Guarapuava deve ter abril mais quente e seco, com risco de geada no fim do mês, aponta Simepar
Previsão indica chuva abaixo da média no interior do Paraná e temperaturas elevadas; massas de ar frio podem provocar primeiras geadas do ano no Centro-Sul
01/04/2026
Guarapuava deve enfrentar um abril mais quente e com menos chuva do que o habitual, segundo previsão do Simepar. Apesar do predomínio de dias secos e temperaturas acima da média histórica, a entrada de massas de ar frio, especialmente na segunda quinzena, pode provocar as primeiras geadas do ano na região.

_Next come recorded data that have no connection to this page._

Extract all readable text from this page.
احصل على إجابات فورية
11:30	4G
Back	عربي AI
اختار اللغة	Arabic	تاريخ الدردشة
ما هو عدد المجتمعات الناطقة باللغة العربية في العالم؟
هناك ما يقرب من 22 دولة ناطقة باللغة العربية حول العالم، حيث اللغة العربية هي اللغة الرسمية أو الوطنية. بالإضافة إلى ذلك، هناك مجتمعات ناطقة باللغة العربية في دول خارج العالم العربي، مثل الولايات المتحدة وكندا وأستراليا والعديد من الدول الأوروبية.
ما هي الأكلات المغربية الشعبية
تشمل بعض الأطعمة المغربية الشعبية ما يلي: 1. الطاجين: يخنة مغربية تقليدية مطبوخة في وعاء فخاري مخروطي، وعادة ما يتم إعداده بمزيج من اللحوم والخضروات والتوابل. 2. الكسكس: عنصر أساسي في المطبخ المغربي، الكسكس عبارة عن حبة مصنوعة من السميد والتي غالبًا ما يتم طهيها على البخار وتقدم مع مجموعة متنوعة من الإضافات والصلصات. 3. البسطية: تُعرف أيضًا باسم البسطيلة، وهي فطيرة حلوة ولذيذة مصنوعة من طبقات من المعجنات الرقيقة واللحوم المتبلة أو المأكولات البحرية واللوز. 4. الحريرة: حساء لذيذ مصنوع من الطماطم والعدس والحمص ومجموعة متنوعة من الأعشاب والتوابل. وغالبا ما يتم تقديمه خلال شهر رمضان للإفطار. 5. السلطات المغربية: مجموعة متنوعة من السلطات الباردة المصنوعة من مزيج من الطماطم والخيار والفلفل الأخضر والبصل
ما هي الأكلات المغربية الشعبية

A tendência para o mês é de redução nos volumes de chuva em grande parte do Estado, com impacto direto sobre as temperaturas. No interior paranaense — onde se inclui Guarapuava — a combinação de períodos prolongados sem precipitação e maior incidência de sol deve elevar as temperaturas, principalmente durante as tardes.
“Vamos ter mais dias secos ao longo do mês, o que favorece a elevação das temperaturas, que devem ficar dentro a ligeiramente acima da média histórica”, afirma o meteorologista Reinaldo Kneib, do Simepar.
A previsão indica que apenas o Litoral deve registrar acumulados de chuva dentro ou próximos da média histórica. Já regiões como os Campos Gerais e a Região Metropolitana de Curitiba tendem a ter volumes ainda mais baixos, repetindo o padrão observado em março.
Mesmo com o cenário mais quente, o avanço de massas de ar frio não está descartado. Esses sistemas devem ganhar força na segunda metade de abril e podem derrubar as temperaturas no Centro-Sul do Estado. Em áreas mais elevadas, como Guarapuava, Palmas e General Carneiro, há possibilidade de formação de geadas – fenômeno típico do outono e que costuma impactar lavouras e pastagens.
Historicamente, Guarapuava registra entre 125 mm e 150 mm de chuva em abril, mas a expectativa para este ano é de volumes inferiores a esse intervalo. As temperaturas mínimas na região costumam variar entre 12°C e 14°C, enquanto as máximas ficam entre 22°C e 24°C.
O padrão climático previsto para abril segue a característica de transição entre o verão e o inverno no Paraná: menos dias de chuva, porém com episódios pontuais de precipitações mais intensas, e maior amplitude térmica ao longo dos dias.
Para especialistas, o cenário exige atenção especialmente no setor agrícola, que pode ser impactado tanto pela escassez de chuva quanto por eventuais quedas bruscas de temperatura no fim do mês.